Tuesday, October 11, 2005

Book: "A History of Emery County"

A few years before my grandfather Andrew Charles Tucker passed away, I visited him at his home in Murry, Utah. He had a book called "A History of Emery County" by Edward A. Geary. The book talks about the various towns and communities that make up Emery County. On pages 179-180 it talks about the community of Elmo. At the time I hand copied the contents of the pages and tucked them away with my genealogy stuff.

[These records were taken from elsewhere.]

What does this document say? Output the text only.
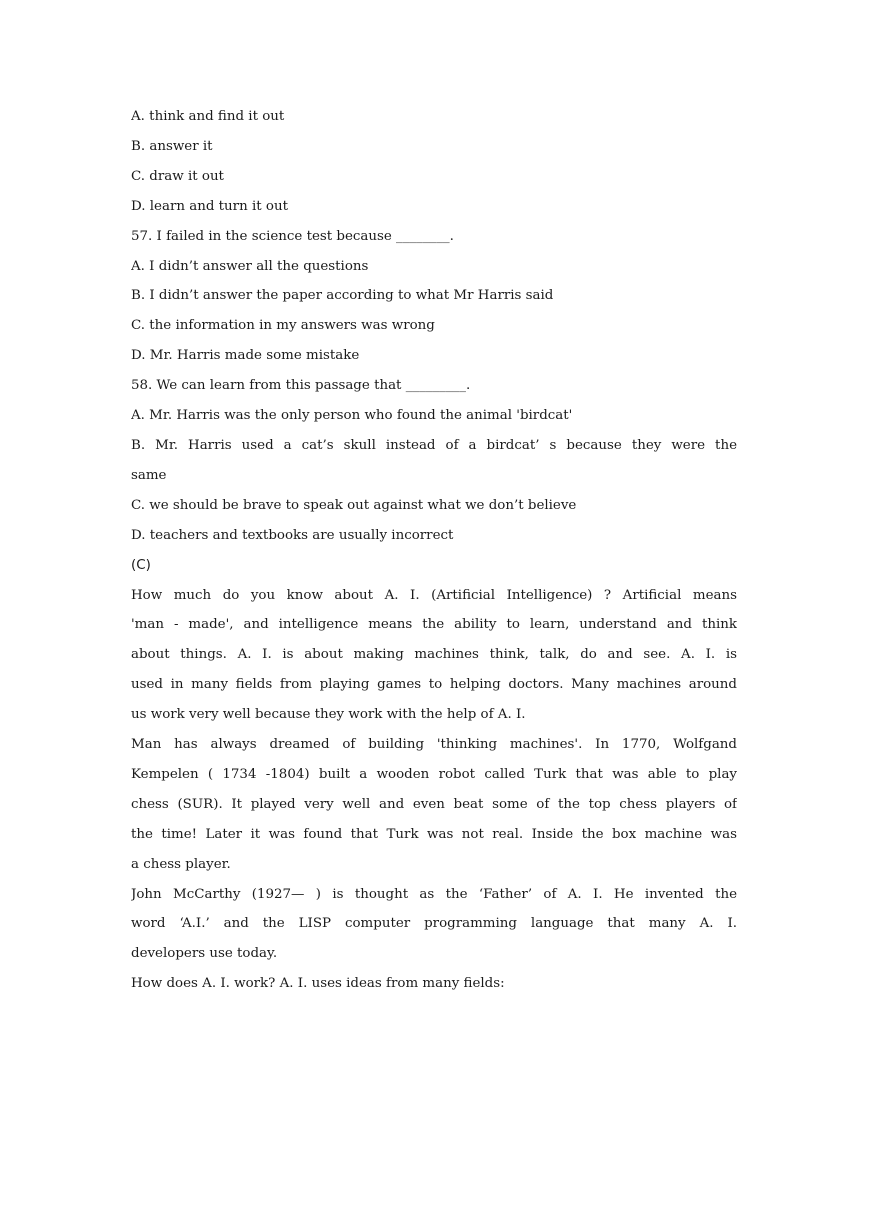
A. think and find it out
B. answer it
C. draw it out
D. learn and turn it out
57. I failed in the science test because ________.
A. I didn’t answer all the questions
B. I didn’t answer the paper according to what Mr Harris said
C. the information in my answers was wrong
D. Mr. Harris made some mistake
58. We can learn from this passage that _________.
A. Mr. Harris was the only person who found the animal 'birdcat'
B. Mr. Harris used a cat’s skull instead of a birdcat’ s because they were the
same
C. we should be brave to speak out against what we don’t believe
D. teachers and textbooks are usually incorrect
(C)
How much do you know about A. I. (Artificial Intelligence) ? Artificial means
'man - made', and intelligence means the ability to learn, understand and think
about things. A. I. is about making machines think, talk, do and see. A. I. is
used in many fields from playing games to helping doctors. Many machines around
us work very well because they work with the help of A. I.
Man has always dreamed of building 'thinking machines'. In 1770, Wolfgand
Kempelen ( 1734 -1804) built a wooden robot called Turk that was able to play
chess (SUR). It played very well and even beat some of the top chess players of
the time! Later it was found that Turk was not real. Inside the box machine was
a chess player.
John McCarthy (1927— ) is thought as the ‘Father’ of A. I. He invented the
word ‘A.I.’ and the LISP computer programming language that many A. I.
developers use today.
How does A. I. work? A. I. uses ideas from many fields:
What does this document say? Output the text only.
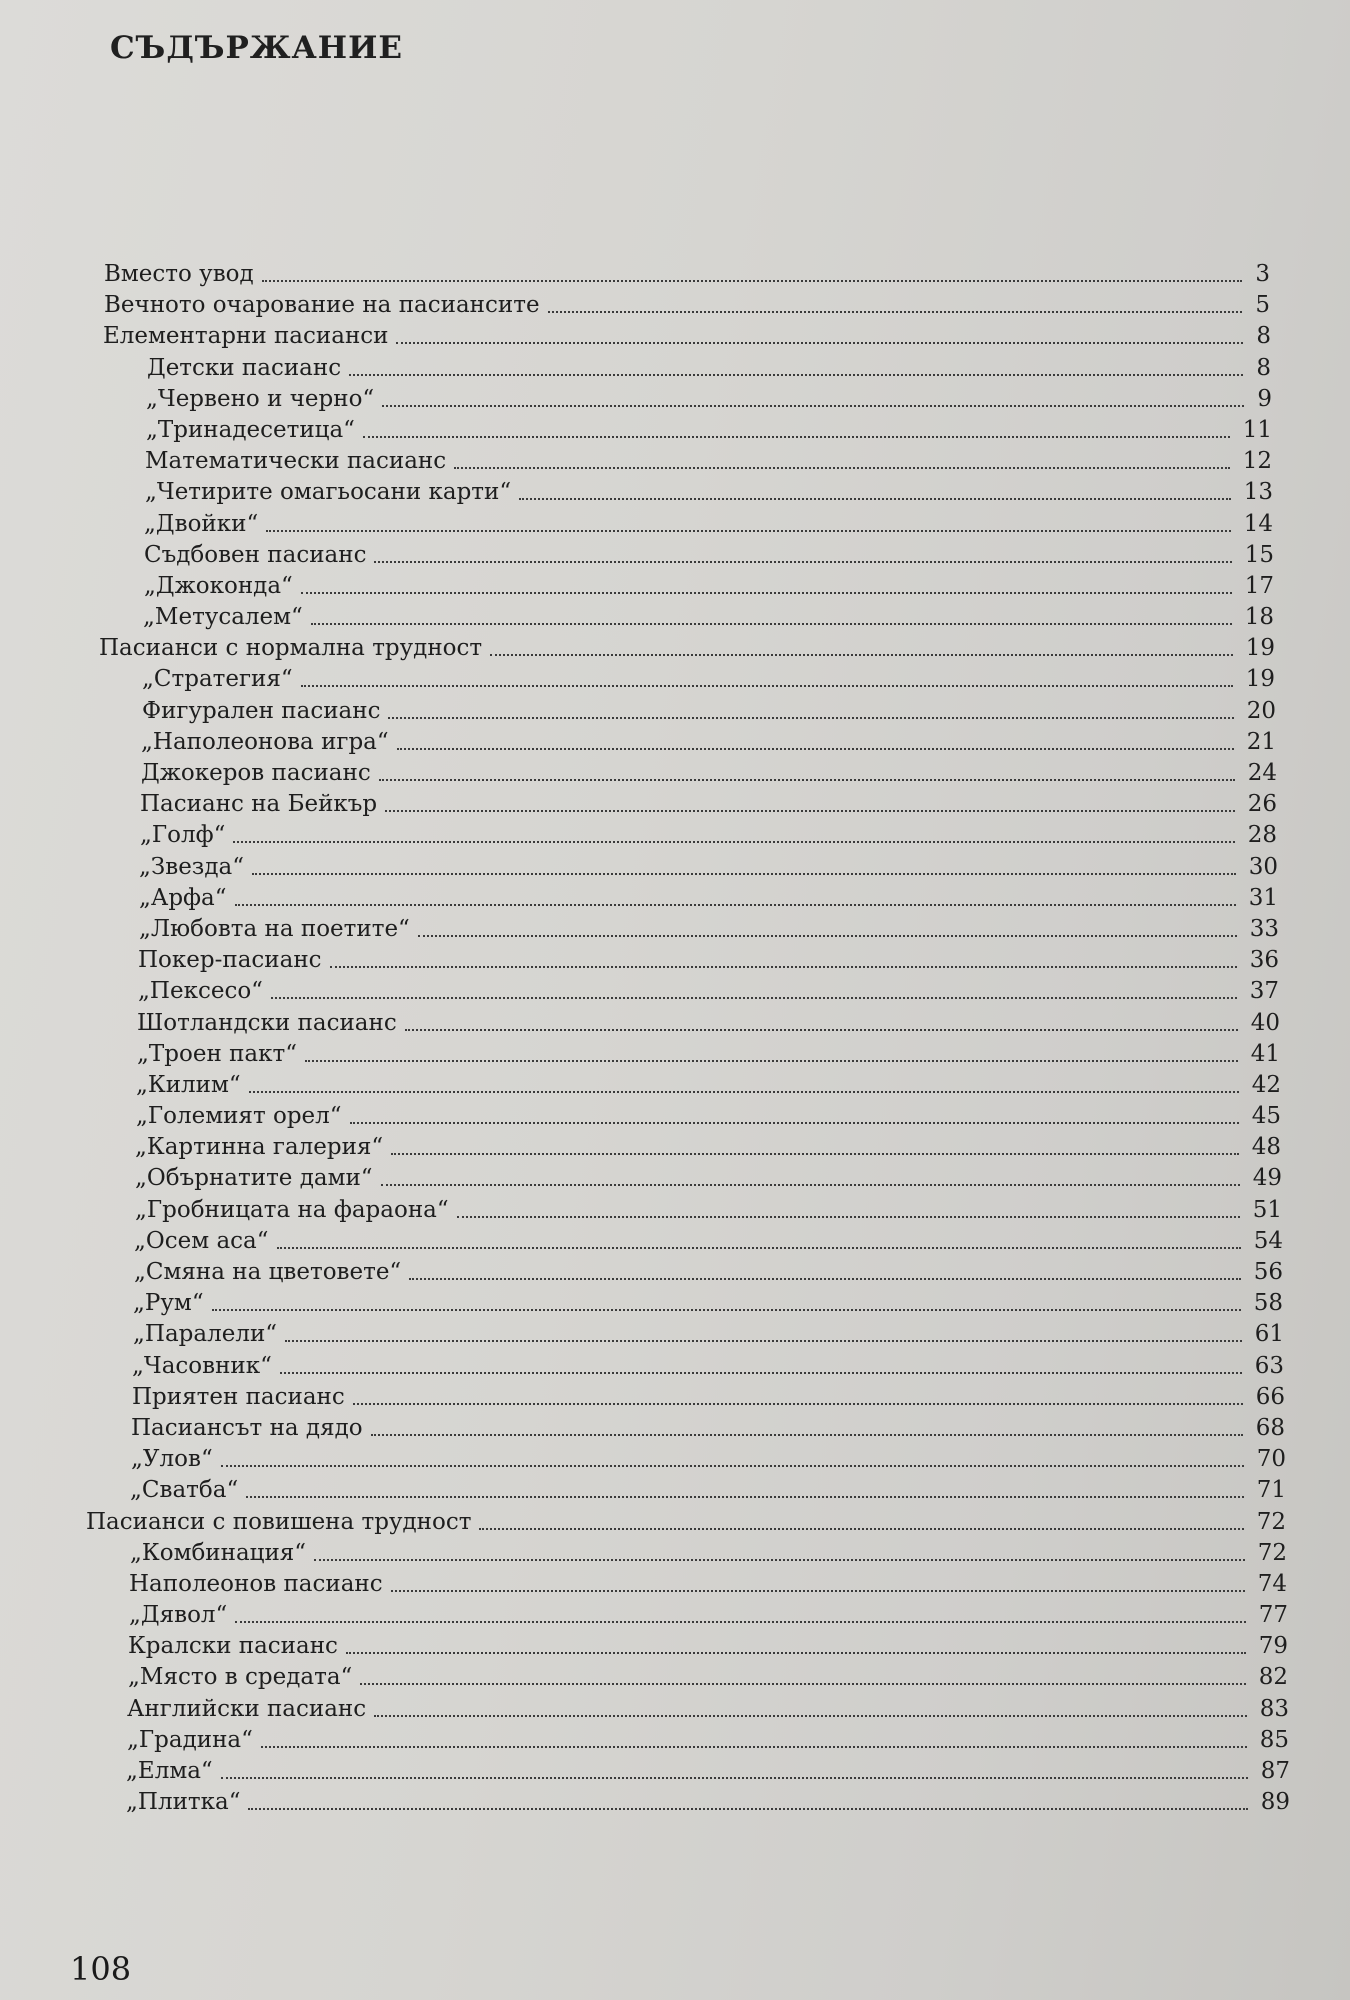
СЪДЪРЖАНИЕ
Вместо увод	3
Вечното очарование на пасиансите	5
Елементарни пасианси	8
Детски пасианс	8
„Червено и черно“	9
„Тринадесетица“	11
Математически пасианс	12
„Четирите омагьосани карти“	13
„Двойки“	14
Съдбовен пасианс	15
„Джоконда“	17
„Метусалем“	18
Пасианси с нормална трудност	19
„Стратегия“	19
Фигурален пасианс	20
„Наполеонова игра“	21
Джокеров пасианс	24
Пасианс на Бейкър	26
„Голф“	28
„Звезда“	30
„Арфа“	31
„Любовта на поетите“	33
Покер-пасианс	36
„Пексесо“	37
Шотландски пасианс	40
„Троен пакт“	41
„Килим“	42
„Големият орел“	45
„Картинна галерия“	48
„Обърнатите дами“	49
„Гробницата на фараона“	51
„Осем аса“	54
„Смяна на цветовете“	56
„Рум“	58
„Паралели“	61
„Часовник“	63
Приятен пасианс	66
Пасиансът на дядо	68
„Улов“	70
„Сватба“	71
Пасианси с повишена трудност	72
„Комбинация“	72
Наполеонов пасианс	74
„Дявол“	77
Кралски пасианс	79
„Място в средата“	82
Английски пасианс	83
„Градина“	85
„Елма“	87
„Плитка“	89

108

A few weeks ago I came across the paper which included the ISBN. I decided to check Amazon and see if they had the book. Sure enough they did, and the book arrived today. It will be very interesting to gain an in-depth knowledge of the area.

Here is an excerpt:

Elmo. In 1904 several residents of Cleveland, including Bouther H. Erickson, Samuel Richards, James A. Oviatt, Adolph Axelson, and William J. Atwood, filed on homesteads some four miles northeast of that community and constructed the Eagle Extension of the Cleveland Canal to bring water to the land. In 1907 George T. Oviatt, Lars P. Larsen, H. H. Oviatt, Sr., Hans F. Mortensen, Henry Rasmussen, and others filed on land farther out on the Washboard Flat and built another extension of the Cleveland Canal. The Emery County Progress reported, "The land is amongst the best in the county and it is expected quite a prosperous community will soon spring up there." These second-generation pioneers reenacted in large part the colonizing experience of their parents a generation earlier, living in tents or log shacks on their homesteads while they labored to bring their desert land into production. In 1908 Eliza Oviatt filed on eighty acres and Worth Tucker purchased eighty acres of an adjacent school section. These properties became the Elmo townsite, platted into lots that were sold to prospective residents for $10. By July 1908 the Progress reported the town "already has several small houses and is
rapidly acquiring a population." 26

26. Emery County Progress, 9 November 1907; 18 July 1908.


Here is a link for any that are interested in obtaining this book:



You may also be able to find the book at the Western Mining and Railroad Museum.